W ten majowy weekend w Szczecinie zbiegły się dwie imprezy ogólnopolska Noc muzeów i lokalny kiermasz ogrodniczy "Pamiętajcie o ogrodach". W związku z tą drugą na dawnej alei kwiatowej miał odbyć się pokaz florystyczny. No cóż, albo zabrakło florystów (z jakimkolwiek pomysłem ) albo było za mało ochroniarzy w samochodach.
Dużo lepiej prezentuje się nowy most łączący wyspy Łasztownię i Grodzką. Odkrywa zupełnie nową panoramę szczecińskiego nabrzeża.
W Starej Rzeźni trwają przygotowania do uroczystego koncertu, a w "Galerii Szczecińskiej" dostrzegamy emblemat szczecińskiej fabryki (nie tylko) rowerów.

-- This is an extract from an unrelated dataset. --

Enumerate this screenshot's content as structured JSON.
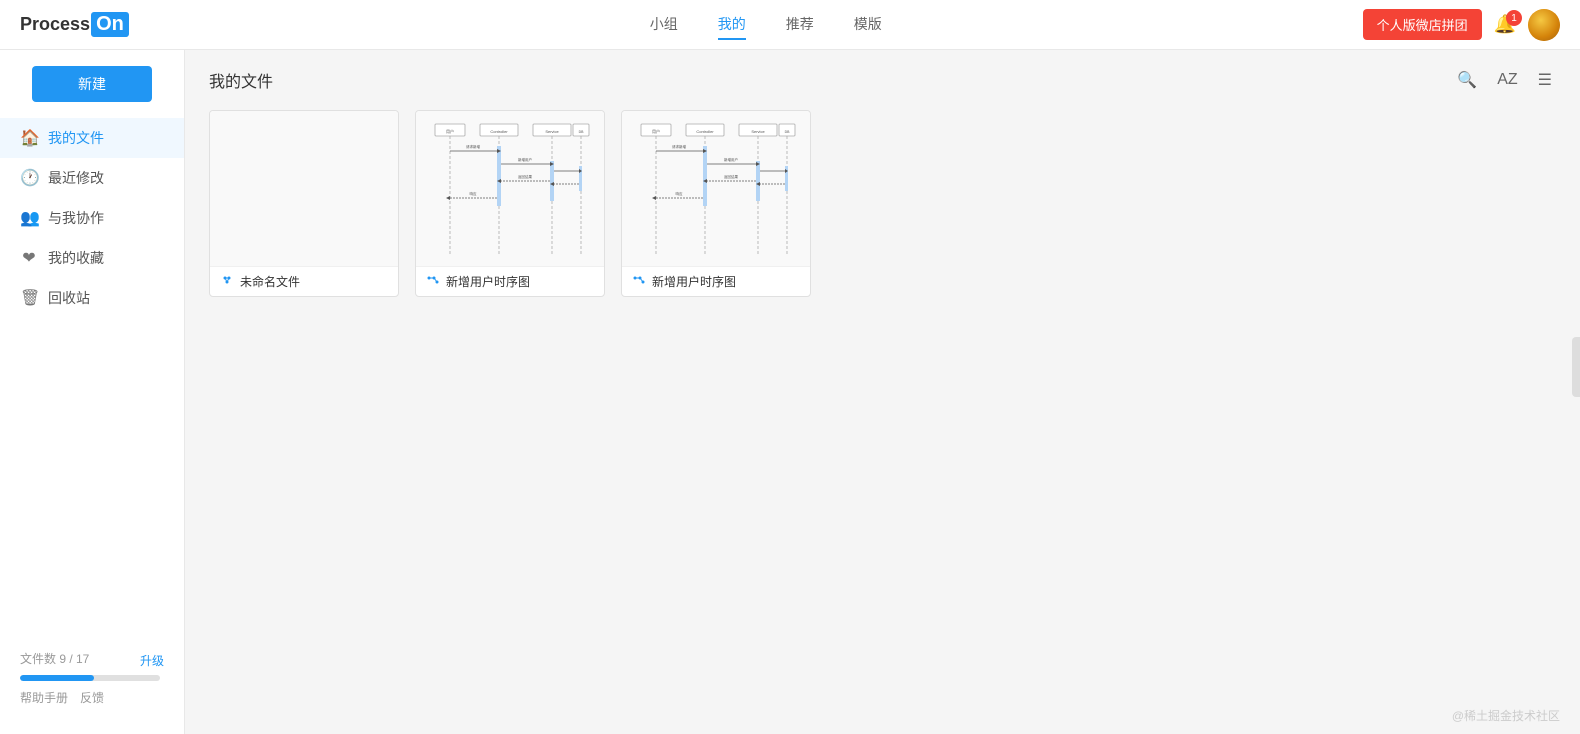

A tuż pod nim takie oto przedwojenne cudeńko.
Zostawiamy jednak przedwojenne skarby i jedziemy dalej korzystać z "Nocy Muzeów".
Póki co to jednak nie muzea a sama wyspa pokazuje nam swoje nowości. Tuż obok bosmanatu stanęły kosze plażowe z widokiem. Dzisiaj zdecydowanie powinny mieć własne ogrzewanie.
Nowa, jeszcze nie otwarta marina już wpisuje się w miejską markę Floating Garden.
Docieramy do naszego celu dzisiejszego wieczoru - portowa brama nr 10.
Tuż za bramą wspaniała architektura portowych magazynów.
I w końcu na tle szufladkowca (budynku magazynowego) pojawia się nasza dzisiejsza atrakcja: THPV Bembridge. Statek pilotowy z arcyciekawą historią dzisiaj muzeum, centrum konferencyjne i siedziba firmy MAGEMAR.
Wysłuchaliśmy pasjonującej historii statku z czasów jego świetności i mrożących (dosłownie) krew w żyłach przygód podczas holowania korwety do szczecińskiego portu.
Świetlik nad mesą pilotów.
Oryginalny dzwon wrócił na pokład w 2013 r. i jak większość przedmiotów na statku ma swoją niepowtarzalną historię.
Wyjście z kanału portowego z mostku kapitańskiego.
Ostatni rzut oka przez bulaj.
Kto nie był na Bembridge - koniecznie polecam! Nie tylko przy okazji Nocy Muzeów.